ÇATLAYAN BASKI ÖRNEKLERİ KABARAN BASKI


YÜKSEK KALIP

Bu boya doğru basıldığı zaman çok yüksek ve kabarma efektli bir baskı halini alır. Ancak yüksek kalıp boyası
kalın bir şablonla basıldığı zaman keskin hatlı ve yüksekliğini koruyan çok özel bir boyadır.
Yüksek kalıp için desen hazırlamak kabaran baskıya çok benzer. Tıkama yapacak tramlardan, ince
çizgilerden ve küçük harflerden kaçınmak gerekir. Yüksek kalıbın sırrı şablondadır. Normal direkt emülsiyon
kullanılarak hazırlanan bir kalıbın yüksekliği 20 mikron’dur. Yüksek kalıp en az 200 Mikron olmalıdır.
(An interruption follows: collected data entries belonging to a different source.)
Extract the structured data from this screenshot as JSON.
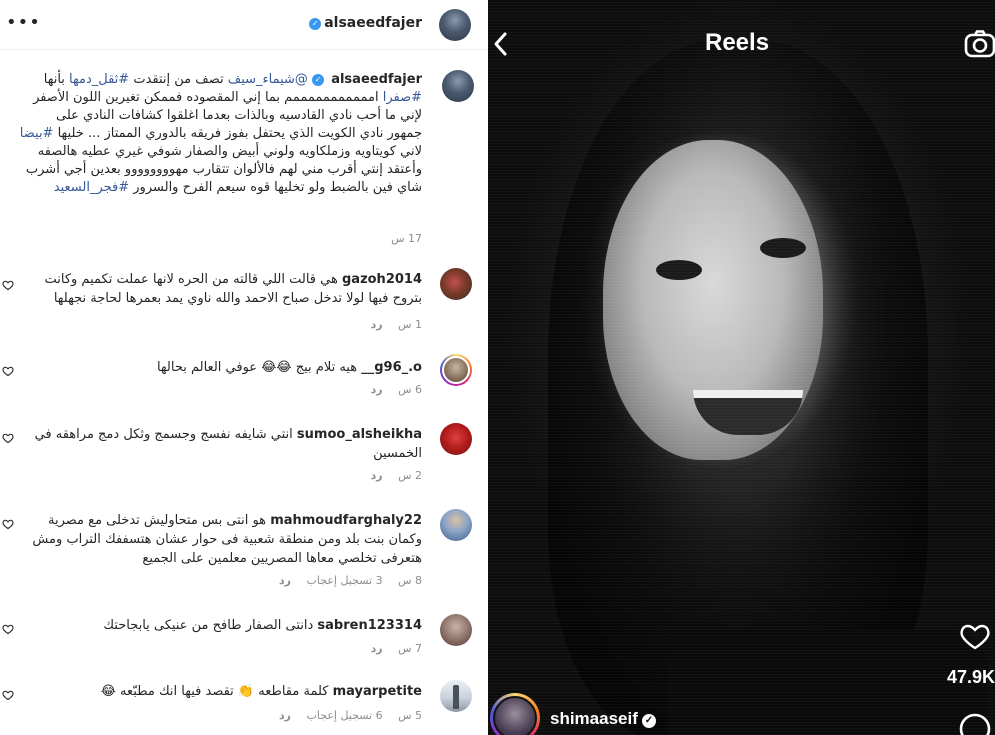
{
  "header": {
    "more_icon": "more-horizontal-icon",
    "username": "alsaeedfajer"
  },
  "caption": {
    "username": "alsaeedfajer",
    "mention": "@شيماء_سيف",
    "text_1": "تصف من إنتقدت",
    "hashtag_1": "#ثقل_دمها",
    "text_2": "بأنها",
    "hashtag_2": "#صفرا",
    "text_3": "امممممممممممم بما إني المقصوده فممكن تغيرين اللون الأصفر لإني ما أحب نادي القادسيه وبالذات بعدما اغلقوا كشافات النادي على جمهور نادي الكويت الذي يحتفل بفوز فريقه بالدوري الممتاز ... خليها",
    "hashtag_3": "#بيضا",
    "text_4": "لاني كويتاويه وزملكاويه ولوني أبيض والصفار شوفي غيري عطيه هالصفه وأعتقد إنتي أقرب مني لهم فالألوان تتقارب مهوووووووو بعدين أجي أشرب شاي فين بالضبط ولو تخليها قوه سيعم الفرح والسرور",
    "hashtag_4": "#فجر_السعيد",
    "time": "17 س"
  },
  "comments": [
    {
      "username": "gazoh2014",
      "text": "هي قالت اللي قالته من الحره لانها عملت تكميم وكانت بتروح فيها لولا تدخل صباح الاحمد والله ناوي يمد بعمرها لحاجة نجهلها",
      "time": "1 س",
      "likes": "",
      "reply": "رد"
    },
    {
      "username": "g96_.o__",
      "text": "هيه تلام بيج 😂😂 عوفي العالم بحالها",
      "time": "6 س",
      "likes": "",
      "reply": "رد"
    },
    {
      "username": "sumoo_alsheikha",
      "text": "انتي شايفه نفسج وجسمج وثكل دمج مراهقه في الخمسين",
      "time": "2 س",
      "likes": "",
      "reply": "رد"
    },
    {
      "username": "mahmoudfarghaly22",
      "text": "هو انتى بس متحاوليش تدخلى مع مصرية وكمان بنت بلد ومن منطقة شعبية فى حوار عشان هتسففك التراب ومش هتعرفى تخلصي معاها المصريين معلمين على الجميع",
      "time": "8 س",
      "likes": "3 تسجيل إعجاب",
      "reply": "رد"
    },
    {
      "username": "sabren123314",
      "text": "دانتى الصفار طافح من عنيكى يابجاحتك",
      "time": "7 س",
      "likes": "",
      "reply": "رد"
    },
    {
      "username": "mayarpetite",
      "text": "كلمة مقاطعه 👏 تقصد فيها انك مطبّعه 😂",
      "time": "5 س",
      "likes": "6 تسجيل إعجاب",
      "reply": "رد"
    }
  ],
  "reel": {
    "title": "Reels",
    "back_icon": "chevron-left-icon",
    "camera_icon": "camera-icon",
    "like_icon": "heart-icon",
    "like_count": "47.9",
    "like_count_suffix": "K",
    "username": "shimaaseif",
    "comment_icon": "comment-icon"
  },
  "colors": {
    "hashtag": "#385898",
    "verified": "#3897f0",
    "muted_text": "#8e8e8e",
    "reel_bg": "#111111"
  }
}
Bu yüksekliği
elde etmenin en iyi yolu capillary filmler kullanmaktır. Bazı insanlar 700 mikron’u elde edebilmek için bile direkt
emülsiyonlar kullanıyorlar ki çok dramatik sonuçlar ortaya çıkıyor.
Bu kalın filmlerdeki problem yapıştırıldıktan sonraki kuruma süresinin çok uzun olmasıdır. Pozlandırma süresi
normalden 6–10 kat arası daha fazladır. Ayrıca kalıpları yıkarken çok sabırlı olmak gerekir. Doğru pozlandırılmış ve
yıkanmış bir kalıpla çok keskin hatlı sonuçlar elde edilebilir.
Yüksek kalıp için 24-43T elek bezi ile baskı yapılması gerekir. Yüksek kalıp boyalar plastisol boyalar gibi
180° C’de fikse edilir. Tam olarak kurutabilmek için bant hızını yavaşlatmak gerekir.